Não: tudo menos ter razão!
Tudo menos importar-se com a humanidade!
Tudo menos ceder ao humanitarismo!
De que serve uma sensação se ha uma razão exterior a ela?

Sim, ser vadio e pedinte, como eu sou,
Não é ser vadio e pedinte, o que é corrente:
E' ser isolado na alma, e isso é que é ser vadio,
E' ter que pedir aos dias que passem, e nos deixem, e isso é que é ser pedinte.

Tudo o mais é estúpido como um Dostoiewski ou um Gorki.
Tudo o mais é ter fome ou não ter o que vestir.
E, mesmo que isso aconteça, isso acontece a tanta gente
Que nem vale a pena ter pena da gente a quem isso acontece.

Sou vadio e pedinte a valer, isto é, no sentido translato,
E estou-me rebolando numa grande caridade por mim.
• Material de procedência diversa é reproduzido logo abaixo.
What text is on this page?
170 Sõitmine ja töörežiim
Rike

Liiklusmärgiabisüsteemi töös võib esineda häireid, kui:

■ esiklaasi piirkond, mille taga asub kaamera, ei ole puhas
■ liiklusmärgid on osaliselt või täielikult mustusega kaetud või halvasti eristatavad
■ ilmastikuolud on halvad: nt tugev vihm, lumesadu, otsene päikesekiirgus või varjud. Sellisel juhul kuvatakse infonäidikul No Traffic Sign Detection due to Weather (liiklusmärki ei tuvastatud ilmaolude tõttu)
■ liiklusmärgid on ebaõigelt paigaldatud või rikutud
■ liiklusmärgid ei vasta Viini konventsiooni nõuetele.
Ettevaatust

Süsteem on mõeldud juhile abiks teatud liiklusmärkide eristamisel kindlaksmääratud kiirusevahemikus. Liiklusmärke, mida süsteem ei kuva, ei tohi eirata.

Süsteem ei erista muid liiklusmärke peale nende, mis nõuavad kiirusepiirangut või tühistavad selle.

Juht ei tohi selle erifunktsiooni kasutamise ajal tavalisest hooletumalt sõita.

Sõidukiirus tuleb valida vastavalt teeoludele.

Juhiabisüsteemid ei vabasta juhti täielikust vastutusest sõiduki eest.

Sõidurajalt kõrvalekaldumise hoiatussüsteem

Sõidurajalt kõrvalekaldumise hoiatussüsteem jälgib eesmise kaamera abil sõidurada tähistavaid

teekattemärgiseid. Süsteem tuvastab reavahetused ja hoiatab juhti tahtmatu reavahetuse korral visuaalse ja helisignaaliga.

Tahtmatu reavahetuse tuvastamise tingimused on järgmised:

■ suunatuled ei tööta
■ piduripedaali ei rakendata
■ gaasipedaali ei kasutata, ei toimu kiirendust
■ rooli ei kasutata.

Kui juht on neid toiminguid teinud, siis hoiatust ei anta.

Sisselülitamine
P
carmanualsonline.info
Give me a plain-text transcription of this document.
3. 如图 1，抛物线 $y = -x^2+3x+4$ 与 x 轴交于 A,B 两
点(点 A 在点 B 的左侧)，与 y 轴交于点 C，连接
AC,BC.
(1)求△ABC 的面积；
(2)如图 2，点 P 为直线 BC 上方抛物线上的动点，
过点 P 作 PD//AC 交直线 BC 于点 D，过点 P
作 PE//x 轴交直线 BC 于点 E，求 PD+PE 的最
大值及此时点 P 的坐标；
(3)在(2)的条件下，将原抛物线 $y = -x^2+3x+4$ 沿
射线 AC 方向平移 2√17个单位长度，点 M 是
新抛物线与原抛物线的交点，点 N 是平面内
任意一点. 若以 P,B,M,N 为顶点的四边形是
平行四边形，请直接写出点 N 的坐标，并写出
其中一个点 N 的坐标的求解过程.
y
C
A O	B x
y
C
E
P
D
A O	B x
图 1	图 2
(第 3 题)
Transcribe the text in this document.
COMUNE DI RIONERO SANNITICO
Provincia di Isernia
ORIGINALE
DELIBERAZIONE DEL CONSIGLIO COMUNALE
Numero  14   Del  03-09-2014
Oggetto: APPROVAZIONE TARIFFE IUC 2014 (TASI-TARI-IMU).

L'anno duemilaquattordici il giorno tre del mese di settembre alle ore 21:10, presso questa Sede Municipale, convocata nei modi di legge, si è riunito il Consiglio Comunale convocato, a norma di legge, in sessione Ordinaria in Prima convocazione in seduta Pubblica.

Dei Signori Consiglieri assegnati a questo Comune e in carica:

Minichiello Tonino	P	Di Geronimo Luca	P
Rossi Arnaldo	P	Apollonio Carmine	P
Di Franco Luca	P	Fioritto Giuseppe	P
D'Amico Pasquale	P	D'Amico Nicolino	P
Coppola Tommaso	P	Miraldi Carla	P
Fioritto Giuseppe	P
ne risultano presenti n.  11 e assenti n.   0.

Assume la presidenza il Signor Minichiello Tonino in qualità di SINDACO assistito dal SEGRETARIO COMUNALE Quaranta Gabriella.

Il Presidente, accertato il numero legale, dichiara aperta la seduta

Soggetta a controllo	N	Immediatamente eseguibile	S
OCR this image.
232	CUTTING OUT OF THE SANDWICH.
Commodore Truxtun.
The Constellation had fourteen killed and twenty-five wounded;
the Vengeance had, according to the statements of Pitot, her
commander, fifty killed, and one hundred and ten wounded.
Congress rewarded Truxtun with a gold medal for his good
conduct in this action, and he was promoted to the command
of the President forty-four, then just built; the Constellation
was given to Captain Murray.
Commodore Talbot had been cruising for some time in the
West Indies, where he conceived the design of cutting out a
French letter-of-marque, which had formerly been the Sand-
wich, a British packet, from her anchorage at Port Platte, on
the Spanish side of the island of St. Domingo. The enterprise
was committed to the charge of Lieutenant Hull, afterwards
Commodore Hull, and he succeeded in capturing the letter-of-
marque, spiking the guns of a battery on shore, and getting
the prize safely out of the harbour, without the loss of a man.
Coitado do Álvaro de Campos! Tão isolado na vida! Tão deprimido nas sensações!
Coitado dele, enfiado na poltrona da sua melancolia!
Coitado dele, que com lágrimas (autênticas) nos olhos,
Deu hoje, num gesto largo, liberal e moscovita,
Tudo quanto tinha, na algibeira em que tinha olhos tristes por profissão


Coitado do Álvaro de Campos, com quem ninguém se importa!
Coitado dele que tem tanta pena de si mesmo!

E, sim, coitado dele!
Mais coitado dele que de muitos que são vadios e vadiam,
Que são pedintes e pedem,
Porque a alma humana é um abismo.

Eu é que sei. Coitado dele!
Que bom poder-me revoltar num comício dentro de minha alma!

Mas até nem parvo sou!
Nem tenho a defesa de poder ter opiniões sociais.
Não tenho, mesmo, defesa nenhuma: sou lúcido.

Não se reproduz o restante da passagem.